Ankara vient à résipiscence…
Ce qui ne laisse pas de retenir l’attention avec le gouvernement turc actuel, c’est à la fois sa naïveté et son manque de discernement des nuances. Il s’était jeté de manière irréfléchie dans les bras de l’alliance maléfique syro-iranienne tout en demandant de rejoindre l’Union Européenne. Dans l’esprit des concepteurs de cette curieuses démarche il y avait l’idée suivante : nous allons montrer aux Européens qu’ils ont tout intérêt à nous recevoir et à nous traiter comme l’un des leurs, faute de quoi nous rejoindrons le camp qu’ils combattent et qui les préoccupe tant.

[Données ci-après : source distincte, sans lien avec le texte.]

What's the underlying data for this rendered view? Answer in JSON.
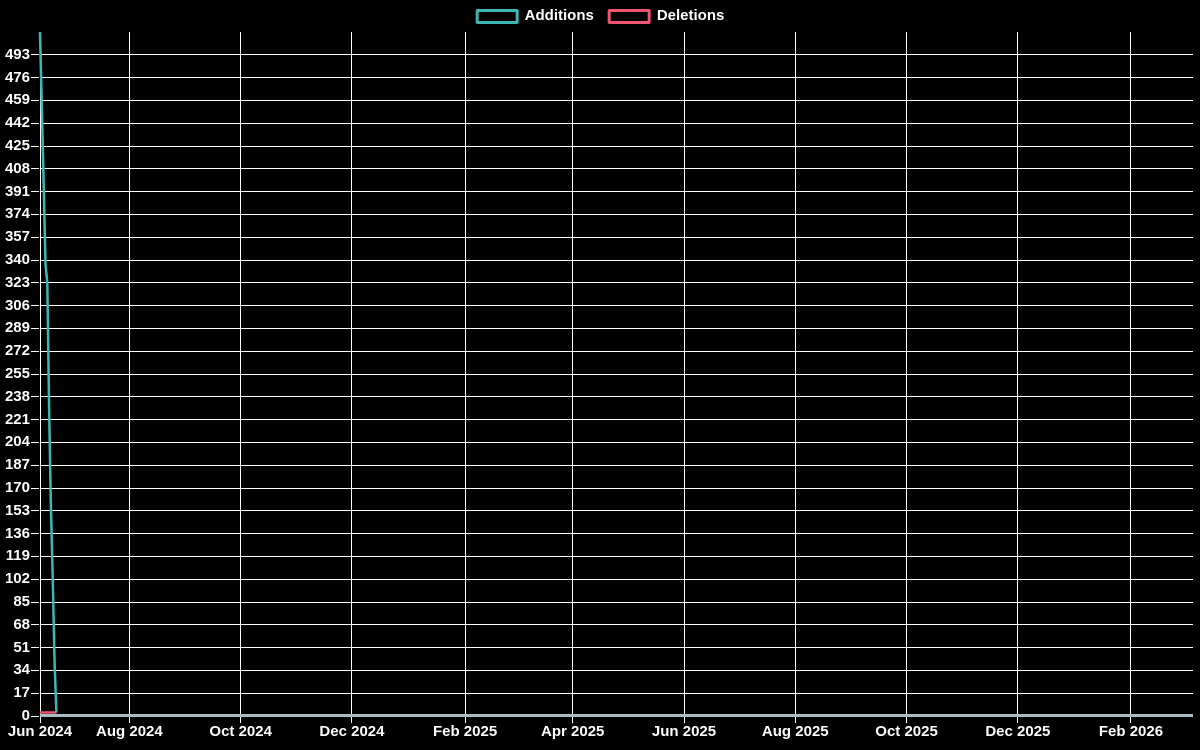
{
  "page": {
    "background": "#000000",
    "text_color": "#ffffff",
    "grid_color": "#ffffff"
  },
  "chart_data": {
    "type": "line",
    "title": "",
    "legend": [
      "Additions",
      "Deletions"
    ],
    "legend_position": "top-center",
    "background": "#000000",
    "grid": true,
    "text_color": "#ffffff",
    "grid_color": "#ffffff",
    "axis_line_color": "#a9bcc3",
    "x": [
      "2024-06-13",
      "2024-06-14",
      "2024-06-15",
      "2024-06-16",
      "2024-06-17",
      "2024-06-18",
      "2024-06-19",
      "2024-06-20",
      "2024-06-21",
      "2024-06-22"
    ],
    "series": [
      {
        "name": "Additions",
        "color": "#3fb6b6",
        "values": [
          510,
          455,
          399,
          337,
          323,
          230,
          156,
          101,
          39,
          0
        ]
      },
      {
        "name": "Deletions",
        "color": "#ef5570",
        "values": [
          0,
          0,
          0,
          0,
          0,
          0,
          0,
          0,
          0,
          0
        ]
      }
    ],
    "x_axis": {
      "start": "2024-06-13",
      "end": "2026-03-07",
      "tick_labels": [
        "Jun 2024",
        "Aug 2024",
        "Oct 2024",
        "Dec 2024",
        "Feb 2025",
        "Apr 2025",
        "Jun 2025",
        "Aug 2025",
        "Oct 2025",
        "Dec 2025",
        "Feb 2026"
      ],
      "tick_dates": [
        "2024-06-13",
        "2024-08-01",
        "2024-10-01",
        "2024-12-01",
        "2025-02-01",
        "2025-04-01",
        "2025-06-01",
        "2025-08-01",
        "2025-10-01",
        "2025-12-01",
        "2026-02-01"
      ]
    },
    "y_axis": {
      "min": 0,
      "max": 510,
      "tick_step": 17,
      "ticks": [
        0,
        17,
        34,
        51,
        68,
        85,
        102,
        119,
        136,
        153,
        170,
        187,
        204,
        221,
        238,
        255,
        272,
        289,
        306,
        323,
        340,
        357,
        374,
        391,
        408,
        425,
        442,
        459,
        476,
        493
      ]
    }
  }
}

M. Erdogan avait aussi un autre fer au feu, il voulait jouer les grands intermédiaires, un peu comme Otto von Bismarck jadis et s’était même mêlé du nucléaire iranien, dans l’intention de ménégaer aux Iraniens une sortie honorable
. Aujourd’hui, les fronts sont renversés. Un journal iranien, proche des gardiens de la révolution, menace indirectement la Turquie, l’accusant d’ingérence dans la crise syrienne..
Le Premier Ministre turc ne sait plus comment sortir de ce guêpier : avec l’aplomb des matadors, il dit à la télévision qu’il dépêche en Syrie son ministre des affaires étrangères et s’adresse à son voisin comme s’il était encore une province de l’empire ottoman… Résultat, le Syrien publie un communiqué disant qu’il n’a d’ordre à recevoir de personne et que toute autre attitude sera considérée comme une inacceptable ingérence. Il faut dire que M. Erdogan oublie un peu vite ses précédentes démarches : le régime de Damas n’a pas oublié qu’il cherche à rendre respectables les Frères musulmans, honnis et violemment combattus en Syrie…
En gros, la politique étrangère des islamistes d’Ankara ressemble au cours en zigzag de Guillaume II. Un coup à droite, un autre à gauche et ensuite on a visera si cela ne marche pas.
Une telle attitude est regrettable car la Turquie, par son histoire, son emplacement stratégique et ses richesses pourrait jouer un rôle à l’exacte mesure de ses légitimes ambitions. Disons le honnêtement : elle ne fera pas partie de l’Union Européenne avant longtemps, si tant est que l’adhésion puisse un jour se produire. Et puis, sa politique étrangère actuelle (qui déplaît à l’armée) fait peser sur elle bien des soupçons. Reconnaissons aussi, pour être équitable, que ce pays a fourni de gros efforts, même si on est encore assez loin d’une vie démocratique normale. Et je ne parle même pas des problèmes kurde et arménien..
Mais revenons à la crise actuelle syro-turque : le ministre turc a été fraîchement accueilli à Damas. Or la Turquie a fait d’énormes investissements en Syrie et les sociétés turques sont très présentes en Syrie, comme, d’ailleurs, en Irak. C’est cet intérêt économico-commercial qui a aidé M. Erdogan à jouer ses nouveaux amis syro-iraniens contre l’alliance avec Israël. Or, aujourd’hui, cette nouvelle politique butte de manière scandaleuse contre ses limites et le Premier Ministre amorce, à sa manière, un retour vers la case départ. Il sait bien que le régime syrien ne saurait se déjuger ni partir en exil en abandonnant le pays à la révolte et au chaos. Mais il se rend compte que tout au long de sa frontière (plus de 800km) les chars syriens manœuvrent et répriment dans le sang des manifestations..
Et puis, il y a les exigences des USA, un pays sans lquel la Turquie ne pourrait pas fonctionner plus ou moins normalement. Si l’on a dépêché un émissaire turc à Damas, c’est parce que Washington l’a demandé fermement.
M. Erdogan n’avait pas prévu tous ces bouleversements. Mais gouverner, c’est prévoir.
ll fallait réfléchir un petit peu avant de s’en prendre publiquement à Israël à Davos, il fallait réfléchir avant de lancer cette flottille vers Gaza. Bref, pour finir ce billet sur une note à la fois respectueuse et optimiste, citons un passage du prologue du Faust de Goethe : Wer strebend sich bemüht, den werden wir erlösen.